Question

Find the center and radius of the circle $$ x^{2}+4 x+y^{2}-2 y=11 $$

Short answer

Center: (-2, 1); Radius: 4.

Step-by-step solution

Identify the General Form of the Circle Equation

The given equation of the circle is in the form of \[ x^2 + 4x + y^2 - 2y = 11 \] which can be rewritten to clearly see the terms involving x and y.

Group x and y Terms Together

Rewrite the equation grouping the x and y terms together: \[ (x^2 + 4x) + (y^2 - 2y) = 11 \]

Complete the Square for x

To complete the square for the x terms, take half of the coefficient of x, square it, and add it inside the parenthesis: \[ x^2 + 4x = (x^2 + 4x + 4) - 4 = (x + 2)^2 - 4 \]. Add and subtract 4 inside the equation.

Complete the Square for y

To complete the square for the y terms, take half of the coefficient of y, square it, and add it inside the parenthesis: \[y^2 - 2y = (y^2 - 2y + 1) - 1 = (y - 1)^2 - 1 \]. Add and subtract 1 inside the equation.

Rewrite the Equation

Substitute the completed squares back into the equation: \[ (x+2)^2 - 4 + (y-1)^2 - 1 = 11 \]. Combine the constants on the right side: \[ (x+2)^2 + (y-1)^2 - 5 = 11 \]. Finally, add 5 to both sides to isolate the circle terms: \[ (x+2)^2 + (y-1)^2 = 16 \].

Identify the Center and Radius

The equation is now in the standard form of a circle: \[ (x-h)^2 + (y-k)^2 = r^2 \], where \( h = -2 \), \( k = 1 \), and \( r^2 = 16 \). The center of the circle is \( (-2, 1) \) and the radius is \( r = \sqrt{16} = 4 \).

Key concepts

completing the square

Completing the square is a method used to transform a quadratic equation into a perfect square trinomial.
This technique is particularly useful when working with circle equations.
To complete the square, follow these steps:

First, take the coefficient of the linear term (the term with the first degree variable, like x or y).
In our example, the x term is 4x, so the coefficient is 4.
Divide it by 2, then square it: \( \frac{4}{2} = 2 \) and \( 2^2 = 4 \).
Next, add and subtract that square inside the equation to form a perfect square trinomial.
The same process is applied to the y term.
For \( y^2 - 2y \), take \( -2 \), divide by 2 to get \( -1 \), and then square it to get 1.
Completing the square helps easily convert the general form of a circle's equation to its standard form.

center and radius

The center and radius are essential properties of a circle that define its size and location on a coordinate plane.
To find these, we use the standard form of a circle's equation.
For the equation \( (x+2)^2 + (y-1)^2 = 16 \), we can directly identify the center \( (h, k) \) and radius (r).
The general format of the circle equation \( (x-h)^2 + (y-k)^2 = r^2 \) provides a clear way to extract these values:

• \footnotesize The value of h is the x-coordinate of the circle's center.
• \footnotesize The value of k is the y-coordinate of the circle's center.
• \footnotesize The value of r is the circle's radius, found by taking the square root of the constant term on the right side of the equation.
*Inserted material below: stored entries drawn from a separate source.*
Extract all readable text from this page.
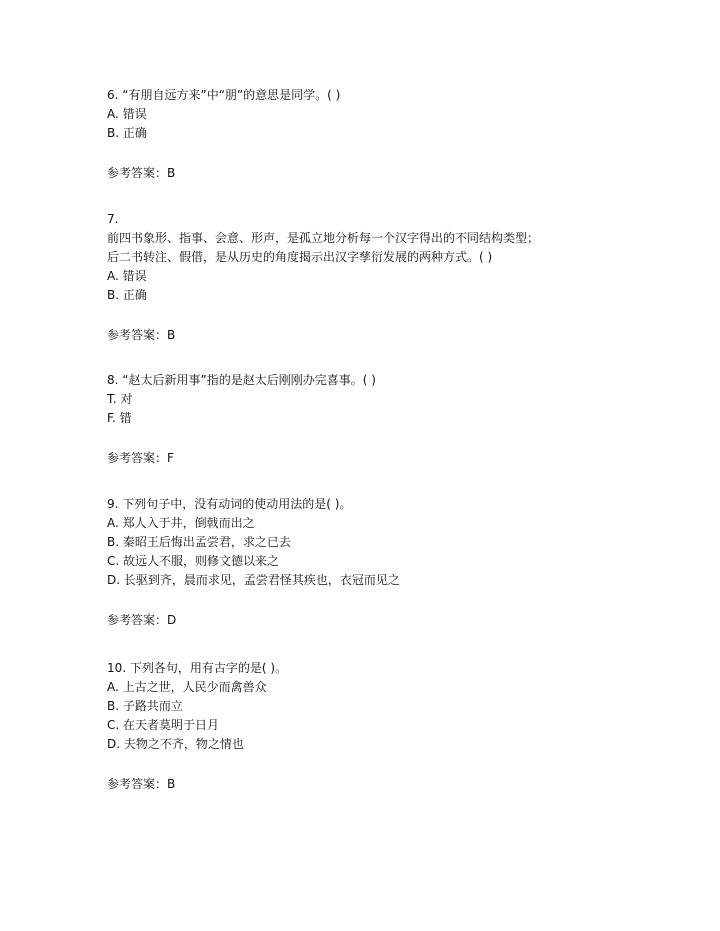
6. “有朋自远方来”中“朋”的意思是同学。( )
A. 错误
B. 正确
参考答案：B
7.
前四书象形、指事、会意、形声，是孤立地分析每一个汉字得出的不同结构类型；
后二书转注、假借，是从历史的角度揭示出汉字孳衍发展的两种方式。( )
A. 错误
B. 正确
参考答案：B
8. “赵太后新用事”指的是赵太后刚刚办完喜事。( )
T. 对
F. 错
参考答案：F
9. 下列句子中，没有动词的使动用法的是( )。
A. 郑人入于井，倒戟而出之
B. 秦昭王后悔出孟尝君，求之已去
C. 故远人不服，则修文德以来之
D. 长驱到齐，晨而求见，孟尝君怪其疾也，衣冠而见之
参考答案：D
10. 下列各句，用有古字的是( )。
A. 上古之世，人民少而禽兽众
B. 子路共而立
C. 在天者莫明于日月
D. 夫物之不齐，物之情也
参考答案：B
Thus, for our example, the center of the circle is found directly as \( (-2, 1) \) and the radius as \( \sqrt{16} = 4 \).
Understanding these parts will greatly assist in graphing and analyzing circles.

standard form of a circle

The standard form of a circle's equation is crucial for easily identifying the circle's center and radius.
This form is written as \( (x-h)^2 + (y-k)^2 = r^2 \), where (h, k) is the center and r is the radius.
Let's break it down:

• \( x \) and \( y \) are the variables representing coordinates on the plane.
• \( h \) and \( k \) are constants representing the x and y coordinates of the circle's center.
• \( r^2 \) is the squared value of the circle's radius.

The steps to convert a general circle equation to standard form involve grouping the x and y terms and completing the square for each.
By rewriting the generic form into this structured form, we clearly see the circle's key features.
Mastering this conversion is fundamental in understanding how circles operate geometrically.